Un grand arbre malade, instable ou trop proche d’une construction appelle parfois une décision différente. Avant un abattage, il est prudent de consulter le règlement local d’urbanisme et de vérifier si la mairie impose une autorisation, notamment dans les secteurs protégés. Un olivier ancien fait partie du paysage : il mérite un avis technique avant toute opération irréversible.
La meilleure économie consiste à intervenir légèrement et régulièrement : un olivier respecté dans sa forme naturelle coûte moins cher à entretenir qu’un arbre qu’il faut sauver après des années d’oubli.
Combien coûte un olivier centenaire ?
Un olivier centenaire coûte généralement entre 700 et 1 000 € hors livraison et plantation. Le prix varie selon la circonférence du tronc, la qualité de la motte, la forme de l’arbre et son état sanitaire.
Quel budget prévoir pour planter un grand olivier ?
Pour la plantation d’un olivier adulte, comptez en moyenne 500 à 1 500 € hors coût d’achat. Le devis dépend surtout du poids de la motte, de l’accès au jardin, du matériel nécessaire et de la préparation du sol.
Faut-il tailler un olivier tous les ans ?
Une taille sévère annuelle n’est pas nécessaire.

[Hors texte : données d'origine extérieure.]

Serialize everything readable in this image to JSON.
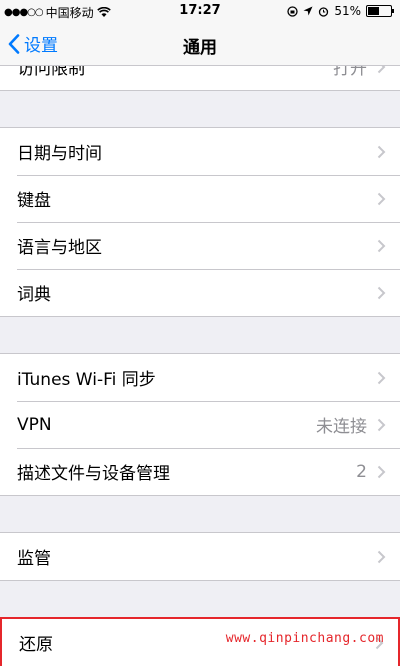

Un entretien léger tous les un à deux ans permet de supprimer les rejets, le bois mort et les branches qui encombrent le centre de la ramure.
Quel est le meilleur moment pour planter un olivier ?
La plantation en pleine terre est particulièrement favorable de mars à juin, après les fortes gelées. L’arbre a alors le temps de s’enraciner avant l’hiver, à condition d’être arrosé régulièrement durant ses premières années.
Comment reconnaître un olivier en bonne santé avant de l’acheter ?
Observez un feuillage sans taches ni feuilles fortement enroulées, des branches souples, l’absence de parasites visibles, une motte saine et un tronc gris argenté sans plaie suspecte ni zone molle.